Me Stéphanie Frenette-Marier. Photo : Groupe Montpetit.
Me Stéphanie Frenette-Marier. Photo : Groupe Montpetit.
Me Stéphanie Frenette-Marier est employée au Groupe Montpetit depuis quatre ans. Mais depuis le 1er juillet, celle qui a d’abord été recherchiste, puis conseillère pour cette firme de recrutement occupe le poste de directrice de la recherche de talents.

«J'ai occupé quasiment tous les rôles au Groupe Montpetit, donc je dirais que maintenant, le poste de direction, c'est un peu la consécration d'une vision d'ensemble», explique la Barreau 2015.

Le Groupe Montpetit compte deux départements: une équipe qui s’occupe du personnel de soutien (soit les postes juridiques non professionnels) et une autre (celle que dirige maintenant Me Frenette-Marier) qui gère les postes d’avocats et de notaires.

Me Frenette-Marier veut s’assurer de faire le pont entre ces deux départements, pour qu’il y ait «une synergie».

Parcours varié

La jeune avocate a un parcours académique varié, ce qui lui donne certains atouts. Stéphanie Frenette-Marier a d’abord fait un baccalauréat en psychologie à l’Université du Québec à Trois-Rivières. Elle a ensuite fait un certificat en administration, avant de se diriger vers l’Université de Montréal pour y faire sa formation en droit.

C’était d’abord le droit criminel qui l’intéressait.
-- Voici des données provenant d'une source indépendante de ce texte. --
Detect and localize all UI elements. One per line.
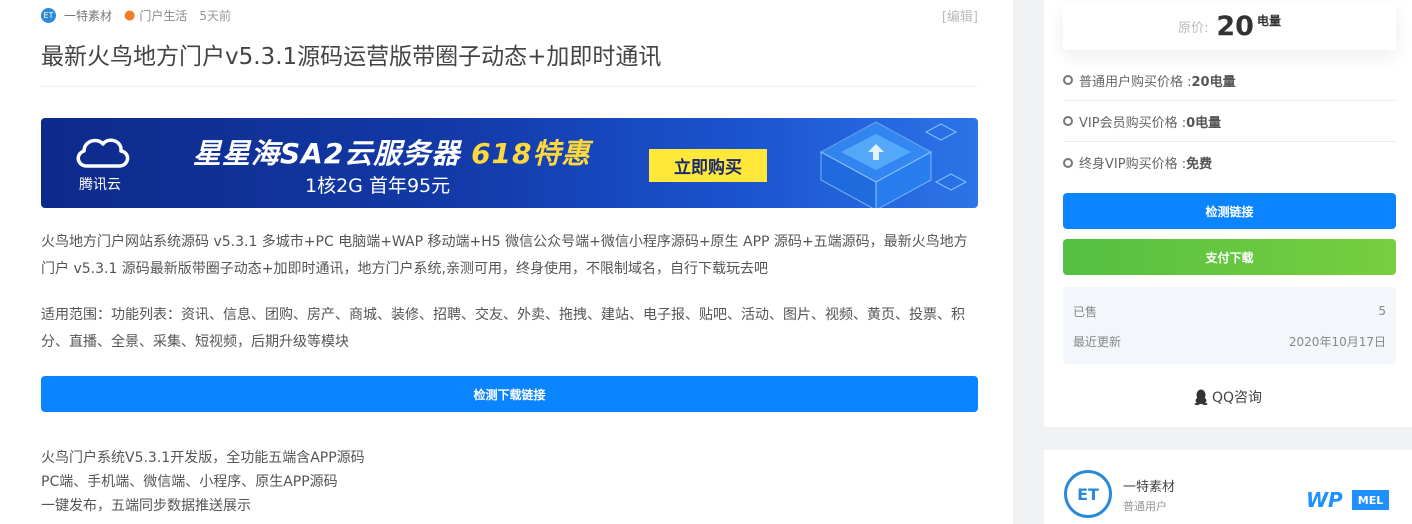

Elle a d’ailleurs fait son stage du Barreau chez Raby, Dubé, Le Borgne, un cabinet de droit criminel. Mais elle a senti, une fois de plus, que ce n’était pas sa vocation.
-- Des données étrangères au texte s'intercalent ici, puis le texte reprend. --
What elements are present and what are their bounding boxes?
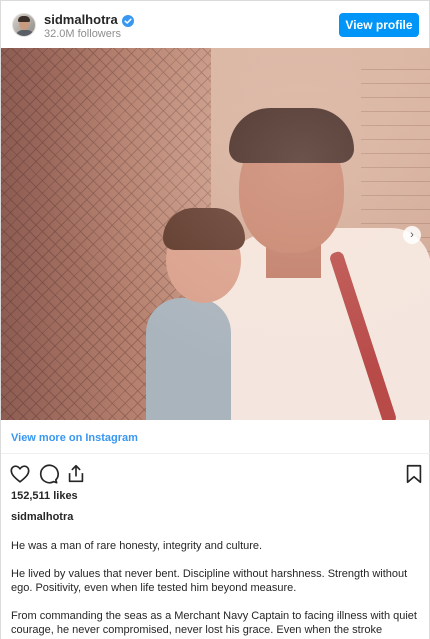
view-more-link[interactable]: View more on Instagram [11,432,138,444]
heart-icon[interactable] [9,463,31,485]
caption: He was a man of rare honesty, integrity … [11,539,421,639]
username[interactable]: sidmalhotra [44,12,118,27]
share-icon[interactable] [65,463,87,485]
divider [1,453,430,454]
caption-paragraph: From commanding the seas as a Merchant N… [11,610,417,636]
comment-icon[interactable] [37,463,59,485]
caption-username[interactable]: sidmalhotra [11,511,73,523]
action-bar [1,461,430,487]
like-count: 152,511 likes [11,490,78,502]
avatar[interactable] [12,13,36,37]
view-profile-button[interactable]: View profile [339,13,419,37]
follower-count: 32.0M followers [44,28,122,40]
post-header: sidmalhotra 32.0M followers View profile [1,1,430,51]
bookmark-icon[interactable] [403,463,425,485]
instagram-embed: sidmalhotra 32.0M followers View profile… [0,0,430,639]
caption-paragraph: He lived by values that never bent. Disc… [11,568,408,594]
post-photo[interactable]: › [1,48,430,420]
username-row: sidmalhotra [44,12,134,27]
chevron-right-icon[interactable]: › [403,226,421,244]
verified-badge-icon [121,14,134,27]
caption-paragraph: He was a man of rare honesty, integrity … [11,540,263,552]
Son travail au Groupe Montpetit est très stimulant, puisqu’il rassemble tous les éléments qu’elle aime, explique-t-elle.

«Il y a de l'action, du contact avec les gens, et le monde des affaires est toujours en transformation. Et dans le contact avec les candidats et les clients, on est en mode solution. On le fait dans un objectif positif, parce qu'on fait des gens heureux, à la fin de tout ça. En droit criminel, ce n'était pas nécessairement ça!» conclut-elle en riant.

«Le droit est un chemin qui mène à plusieurs carrières, qu’on appelle maintenant les “carrières alternatives”... et j’en suis un exemple!» précise-t-elle.

L’avocate apprécie aussi la diversité des milieux dans laquelle l’entreprise agit: contentieux, petits et grands cabinets, Montréal, Québec, Toronto…

Le recrutement en temps de pandémie

Évidemment, la COVID-19 a changé beaucoup de choses dans son travail. Mais la clé, c’est de s’adapter, croit Me Frenette-Marier.

«Beaucoup de variables ont changé sur le marché, c’est inévitable, explique-t-elle. La vitesse des recrutements, les rencontres en vidéoconférence, le télétravail… Bon, je ne nous souhaite pas des pandémies à chaque année, mais en même temps, ce sont de beaux défis!»

Un des défis les plus importants a été de créer un sentiment de confiance avec ses clients et les candidats sans pouvoir les rencontrer en personne… et sans la fameuse poignée de mains!

«Évidemment, je préfère rencontrer les gens en personne, détaille-t-elle. Mais je suis fière de nous, des liens que nous avons réussi à bâtir!»